Keeping Score: Gustav Mahler: Origins and Legacy



The Main Library's Thursday Noon Film series in December will be devoted to the San Francisco Symphony's Keeping Score series. Keeping Score is an ongoing educational classical music series originally broadcast on PBS that features the Symphony's Music Director Michael Tilson Thomas. We are very happy to present five of these programs in conjunction with the celebration of the Symphony's Centennial season.

Our video series will kick off with the 2011 film Gustav Mahler: Origins and Legacy. In this program, Michael Tilson Thomas journeys to rural Bohemia to rediscover the inspirations of Gustav Mahler’s music. This two-part, two hour documentary traces the composer’s life through the premiere of his first symphony in 1888 and examines Mahler’s creative growth, from the 1890s to his death in 1911. The documentary is shot on location in the Czech Republic, Austria, New York, and in performances by the San Francisco Symphony at Davies Symphony Hall in San Francisco.

Gustav Mahler: Origins and Legacy will screen at noon on Thursday, December 1, 2011 in the Koret Auditorium. All programs at the Library are free and open to the public.


Recent books about Mahler in the San Francisco Public Library collection include:

Reading Mahler: German Culture and Jewish Identity in Fin-de-siècle Vienna by Carl Niekerk (Camden House, 2010).

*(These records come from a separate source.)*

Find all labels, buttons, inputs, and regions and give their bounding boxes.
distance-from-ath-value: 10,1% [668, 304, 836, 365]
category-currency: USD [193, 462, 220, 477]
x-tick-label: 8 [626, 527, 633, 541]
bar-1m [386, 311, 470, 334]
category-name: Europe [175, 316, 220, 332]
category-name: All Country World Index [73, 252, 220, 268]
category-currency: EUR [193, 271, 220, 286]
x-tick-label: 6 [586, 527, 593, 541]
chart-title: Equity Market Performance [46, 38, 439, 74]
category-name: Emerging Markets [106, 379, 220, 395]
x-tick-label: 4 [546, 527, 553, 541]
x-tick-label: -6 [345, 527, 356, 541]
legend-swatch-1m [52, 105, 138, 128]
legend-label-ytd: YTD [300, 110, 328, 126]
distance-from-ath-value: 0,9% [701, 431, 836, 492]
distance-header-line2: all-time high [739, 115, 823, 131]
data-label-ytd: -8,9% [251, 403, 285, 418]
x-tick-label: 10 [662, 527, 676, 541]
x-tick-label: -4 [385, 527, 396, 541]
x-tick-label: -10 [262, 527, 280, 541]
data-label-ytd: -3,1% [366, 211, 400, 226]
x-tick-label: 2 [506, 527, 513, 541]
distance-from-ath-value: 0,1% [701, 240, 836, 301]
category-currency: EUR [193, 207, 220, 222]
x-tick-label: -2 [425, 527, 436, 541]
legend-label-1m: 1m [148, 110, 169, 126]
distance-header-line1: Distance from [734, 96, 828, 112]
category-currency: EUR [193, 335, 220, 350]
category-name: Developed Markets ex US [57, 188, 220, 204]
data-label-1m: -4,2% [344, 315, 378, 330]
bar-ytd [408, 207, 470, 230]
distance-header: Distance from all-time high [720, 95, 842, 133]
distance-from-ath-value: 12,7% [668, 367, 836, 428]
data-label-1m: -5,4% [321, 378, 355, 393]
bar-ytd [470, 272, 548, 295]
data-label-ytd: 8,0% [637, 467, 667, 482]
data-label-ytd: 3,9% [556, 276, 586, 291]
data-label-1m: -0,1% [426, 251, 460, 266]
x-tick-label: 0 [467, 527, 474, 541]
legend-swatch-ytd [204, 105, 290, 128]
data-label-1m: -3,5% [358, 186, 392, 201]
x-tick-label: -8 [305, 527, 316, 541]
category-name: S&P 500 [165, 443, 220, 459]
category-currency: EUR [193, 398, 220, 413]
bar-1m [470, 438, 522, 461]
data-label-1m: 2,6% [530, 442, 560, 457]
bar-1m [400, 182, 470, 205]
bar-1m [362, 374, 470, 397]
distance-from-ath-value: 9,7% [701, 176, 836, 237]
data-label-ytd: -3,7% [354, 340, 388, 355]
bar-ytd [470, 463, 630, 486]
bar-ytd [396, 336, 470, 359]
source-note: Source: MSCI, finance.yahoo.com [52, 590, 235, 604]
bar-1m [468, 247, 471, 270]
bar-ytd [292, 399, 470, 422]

Why Mahler?: How One Man and Ten Symphonies Changed Our World by Norman Lebrecht (Pantheon Books, 2010).

We also have most of Michael Tilson Thomas and the San Francisco Symphony's recordings of Mahler available to borrow. Place any title on hold to have it sent to your neighborhood branch.

When you visit the Main Library don't forget to visit our two Symphony-related exhibits, Music for a City, Music for the World in the Jewett Gallery on the Lower Level and The San Francisco Symphony in the Library’s Collections in the Steve Silver Beach Blanket Babylon Music Center here on the 4th floor.